Melito, i bimbi della “Lavinaio” al gelo. Rotta la caldaia. I genitori: “Una vergogna”

Melito, i bimbi della “Lavinaio” al gelo. Rotta la caldaia. I genitori: “Una vergogna”

Due alunni si sentono male. Il disagio viene comunicato al Comune, ma per otto ore la ditta di manutenzione non arriva. Sotto


Due alunni si sentono male. Il disagio viene comunicato al Comune, ma per otto ore la ditta di manutenzione non arriva. Sotto accusa la dirigente

MELITO – Dalle 8 e 30 alle 16 e 30. Otto ore al freddo. Mentre la temperatura esterna sfiorava i zero gradi e il cielo spruzzava fiocchi di neve, i bimbi dell’istituto onnicomprensivo “Mauriello”, plesso “Lavinaio”, erano nelle proprie aule senza riscaldamento. Un guasto alla caldaia li ha tenuti esposti a ore e ore di gelo, anche durante la refezione scolastica. All’uscita i genitori hanno ritrovato i bambini imbacuccati e infreddoliti. Due di loro si sono sentiti male e sono stati prelevati dai genitori in anticipo rispetto all’orario di chiusura.

“Una vergogna – denuncia una mamma, Gina P. – nessuno ci ha comunicato del disagio. La dirigente si è limitata ad avvertire il Comune senza mettere al corrente i genitori del rischio a cui era esposta la salute dei nostri figli. La ditta di manuntenzione della caldaia alle 16 non era ancora giunta all’istituto scolastico per riparare il guasto”.

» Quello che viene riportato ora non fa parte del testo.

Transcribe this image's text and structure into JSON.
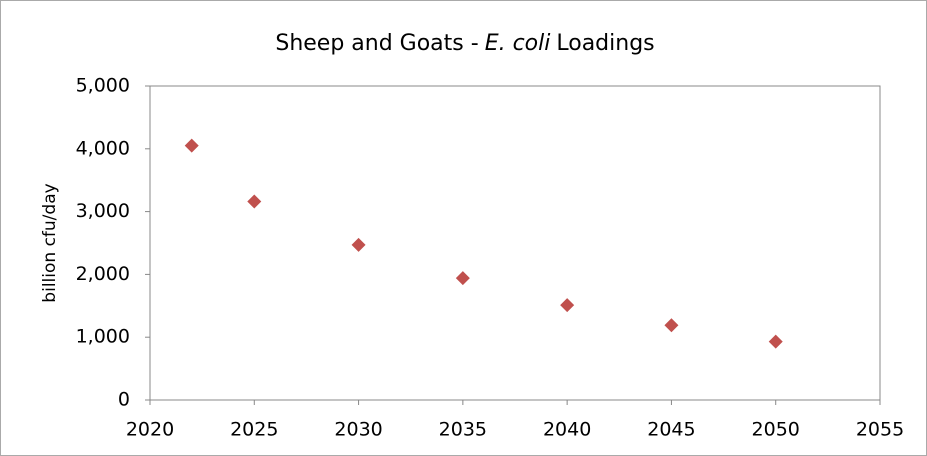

Una situazione difficile. Gli insegnanti sono stati costretti a restare in aula con i bimbi per otto ore rispettando le disposizioni della dirigente, Giovanna De Vita, che si è limitata a comunicare il disagio al Comune. Una scelta che non è andata giù ai genitori, ora disposti ad intraprendere le vie legali: “Ci stiamo confrontando per sporgere denuncia – chiosa Gina P. – Intanto domani i nostri bimbi non entreranno finché non ci saremo accertati della riparazione del guasto al sistema di riscaldamento”.